Early results suggest this could be a promising track. A study in the same issue of Diabetic Medicine found that in the past 20 years children with type 1 diabetes had become heavier at diagnosis. Those who were heavier tended to develop the disease younger.
"Over the years in which type 1 diabetes has been on the increase, obesity has been on the increase," said Dr. Wilkin, one of the study's authors. "That's what we attribute to type 2, so it's not irrational as a possible candidate for type 1 as well."
But debate exists over when Dr. Wilkin's accelerator hypothesis might kick in. Most experts find it plausible that the obesity epidemic will make both forms of diabetes worse, but many question how obesity could play a role in initiating the first immune system assault against the beta cells in type 1 diabetes.
"There's other things going on besides just simple obesity," said Jerry Palmer, MD, an endocrinologist and professor of medicine at the University of Washington in Seattle who has authored several studies on these patients. "It's not that I'm not a fan of the accelerator hypothesis, but I don't think it's an adequate explanation for everything that's going on."
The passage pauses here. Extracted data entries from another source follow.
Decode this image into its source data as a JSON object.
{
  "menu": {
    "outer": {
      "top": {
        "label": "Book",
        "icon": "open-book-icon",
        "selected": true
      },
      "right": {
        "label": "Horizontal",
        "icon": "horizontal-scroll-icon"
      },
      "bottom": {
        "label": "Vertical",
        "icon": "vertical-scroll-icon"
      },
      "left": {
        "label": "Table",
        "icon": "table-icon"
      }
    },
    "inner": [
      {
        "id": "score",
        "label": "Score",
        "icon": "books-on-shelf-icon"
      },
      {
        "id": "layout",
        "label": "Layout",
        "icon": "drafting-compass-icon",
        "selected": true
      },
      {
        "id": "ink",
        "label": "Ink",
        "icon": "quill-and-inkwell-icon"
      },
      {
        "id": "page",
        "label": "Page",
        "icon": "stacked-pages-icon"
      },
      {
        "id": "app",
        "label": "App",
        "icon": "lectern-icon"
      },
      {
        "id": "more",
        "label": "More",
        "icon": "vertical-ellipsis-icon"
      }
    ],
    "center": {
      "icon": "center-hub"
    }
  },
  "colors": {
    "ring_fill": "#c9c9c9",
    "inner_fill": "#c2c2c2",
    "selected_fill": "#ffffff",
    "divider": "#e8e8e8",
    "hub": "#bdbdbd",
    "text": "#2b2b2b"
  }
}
This issue is expected to be addressed in a new paper by researchers from the Search for Diabetes in Youth, a multicenter study funded by the Centers for Disease Control and Prevention and NIH, aimed at better understanding the disease in this age group. "In our data, overall BMI was associated with a younger age of onset of type 1 only among patients with low residual insulin secretion at diagnosis," said Dana Dabelea, MD, PhD, diabetes epidemiologist and assistant professor at the University of Colorado Health Sciences Center. She is one of Search's lead investigators. "This needs to be confirmed, but we think this acceleration process happens late in the natural history of the diabetes process."
What's in a name?
But by far the noisiest debate is what to call the problem. Some of the monikers now circulating include double diabetes, type 1.5, type 3 and hybrid diabetes. "I don't think there is good agreement among doctors as to what this should be called," Dr. Clark said. "We may be in a time when diabetes should be redefined, because we're realizing that there's more complexity than was recognized previously."
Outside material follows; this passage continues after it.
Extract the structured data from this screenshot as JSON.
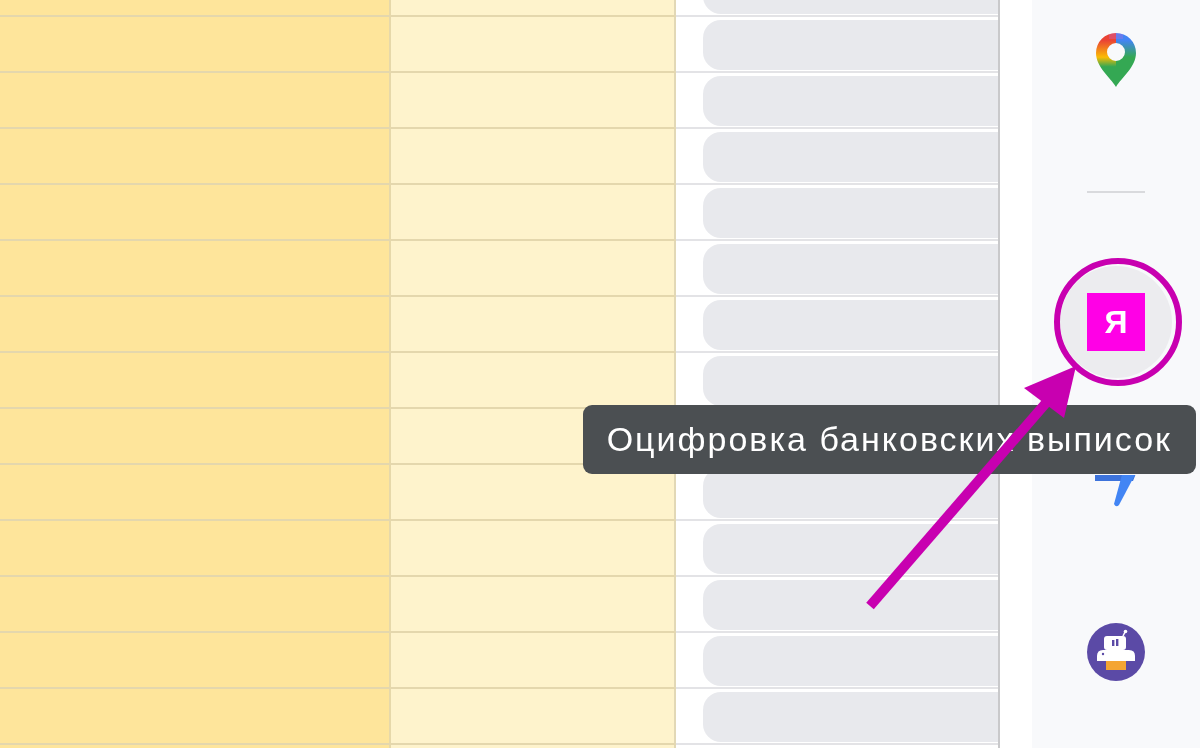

And while researchers are looking for why, many physicians are trying to determine the optimal therapy for these complex patients.
"If they have both, what do you do?" asked James Gill, MD, MPH, associate professor in family medicine and health policy at Jefferson University in Philadelphia. "Typically for type 1, it would be inappropriate to prescribe an oral medication, but if you're not sure what they have, it's really unclear about what's appropriate."
What is clear is that the implications of having characteristics of both types can be dire.
For example, a study published in the October Journal of Autoimmunity found that children with characteristics of both type 1 and type 2 experienced a more aggressive disease process, as did those who seemed to have only type 2 but had autoimmune markers that indicated a risk for type 1. Similar results also have been found for adults.
"What we really need to do is to understand what this means in the long run," said Lisa Gilliam, MD, PhD, lead author on that paper and an endocrinologist at the University of Washington in Seattle. "Being able to put somebody into a category is one thing, but being able to understand what's going to happen to them in five or 10 years is the important question."